Determine the singular points of the given differential equation. Classify each singular point as regular or irregular. (Enter your answers as a comma-separated list. Include both real and complex singular points. If there are no singular points in a certain category, enter NONE.) x^3y'' 2x^2y' 4y

Answer 1

Answer:

Step-by-step explanation:

The given differential equation is:

$x^3y'' + 2x^2y' + 4y$

the main task here is to determine the singular points of the given differential equation and Classify each singular point as regular or irregular.

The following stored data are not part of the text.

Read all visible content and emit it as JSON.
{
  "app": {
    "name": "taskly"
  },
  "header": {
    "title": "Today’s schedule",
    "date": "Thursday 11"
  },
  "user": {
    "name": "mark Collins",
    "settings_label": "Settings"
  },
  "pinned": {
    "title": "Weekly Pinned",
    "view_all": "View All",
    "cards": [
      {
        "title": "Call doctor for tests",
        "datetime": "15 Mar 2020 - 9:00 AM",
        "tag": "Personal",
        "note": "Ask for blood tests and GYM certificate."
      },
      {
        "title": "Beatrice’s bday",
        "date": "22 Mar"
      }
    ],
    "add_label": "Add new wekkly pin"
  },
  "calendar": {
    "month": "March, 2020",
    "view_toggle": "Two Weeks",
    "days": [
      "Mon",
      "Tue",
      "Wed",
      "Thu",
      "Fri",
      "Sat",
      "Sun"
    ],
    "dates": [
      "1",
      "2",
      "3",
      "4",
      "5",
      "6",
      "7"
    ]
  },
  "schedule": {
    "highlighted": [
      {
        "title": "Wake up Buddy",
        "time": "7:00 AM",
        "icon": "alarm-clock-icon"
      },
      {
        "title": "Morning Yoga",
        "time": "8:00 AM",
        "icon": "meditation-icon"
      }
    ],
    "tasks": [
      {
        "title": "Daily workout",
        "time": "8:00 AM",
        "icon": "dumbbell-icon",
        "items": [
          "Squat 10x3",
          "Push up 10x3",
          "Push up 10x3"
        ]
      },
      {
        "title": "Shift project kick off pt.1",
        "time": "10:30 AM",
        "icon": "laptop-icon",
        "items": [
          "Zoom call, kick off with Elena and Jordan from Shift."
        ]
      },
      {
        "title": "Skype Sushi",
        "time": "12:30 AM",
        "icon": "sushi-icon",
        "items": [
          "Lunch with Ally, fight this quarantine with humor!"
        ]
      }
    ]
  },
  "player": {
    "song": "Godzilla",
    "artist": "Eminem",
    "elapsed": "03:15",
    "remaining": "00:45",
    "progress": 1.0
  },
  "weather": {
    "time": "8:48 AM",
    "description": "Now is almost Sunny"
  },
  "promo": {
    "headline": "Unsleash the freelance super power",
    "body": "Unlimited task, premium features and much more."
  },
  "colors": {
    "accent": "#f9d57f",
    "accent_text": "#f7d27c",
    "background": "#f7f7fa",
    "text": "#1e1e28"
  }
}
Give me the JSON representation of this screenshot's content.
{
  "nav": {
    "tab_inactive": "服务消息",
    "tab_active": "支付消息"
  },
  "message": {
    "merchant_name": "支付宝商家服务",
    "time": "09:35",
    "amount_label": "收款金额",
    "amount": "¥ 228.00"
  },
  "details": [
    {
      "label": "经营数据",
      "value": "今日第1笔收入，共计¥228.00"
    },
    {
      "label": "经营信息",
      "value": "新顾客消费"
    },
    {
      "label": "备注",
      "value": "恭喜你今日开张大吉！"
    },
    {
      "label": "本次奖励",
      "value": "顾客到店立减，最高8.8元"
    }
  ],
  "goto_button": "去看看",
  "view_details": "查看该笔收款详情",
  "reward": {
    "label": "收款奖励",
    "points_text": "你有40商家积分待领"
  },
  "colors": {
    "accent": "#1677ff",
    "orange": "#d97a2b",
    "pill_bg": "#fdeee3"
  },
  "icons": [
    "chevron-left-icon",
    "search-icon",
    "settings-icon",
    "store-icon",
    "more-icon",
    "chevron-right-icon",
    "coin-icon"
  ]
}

So, for a regular singular point ;  $x=x_o$ is  located at the first power in the denominator of P(x) likewise at the Q(x) in the second power of the denominator. If that is not the case, then it is termed as an irregular singular point.

Let first convert it to standard form by dividing through with x³

$y'' + \dfrac{2x^2y'}{x^3} + \dfrac{4y}{x^3} =0$

$y'' + \dfrac{2y'}{x} + \dfrac{4y}{x^3} =0$

The standard form of the differential equation is :

$\dfrac{d^2y}{dy} + P(x) \dfrac{dy}{dx}+Q(x)y =0$

Thus;

$P(x) = \dfrac{2}{x}$

$Q(x) = \dfrac{4}{x^3}$

The zeros of $x,x^3$  is 0

Therefore , the singular points of above given differential equation is 0

Classify each singular point as regular or irregular.

Let p(x) = xP(x)    and q(x) = x²Q(x)

p(x) = xP(x)

p(x) = $x*\dfrac{2}{x}$

p(x) = 2

q(x) = x²Q(x)

q(x) = $x^2 * \dfrac{4}{x^3}$

q(x) =$\dfrac{4}{x}$

The function (f) is analytic if at a given point a it is represented by power series in x-a either with a positive or infinite radius of convergence.

Thus ; from above; we can say that q(x) is not analytic  at x = 0

$Q(x) = \dfrac{4}{x^3}$  do not satisfy the condition,at most to the second power in the denominator of Q(x).

Thus, the point x =0 is an irregular singular point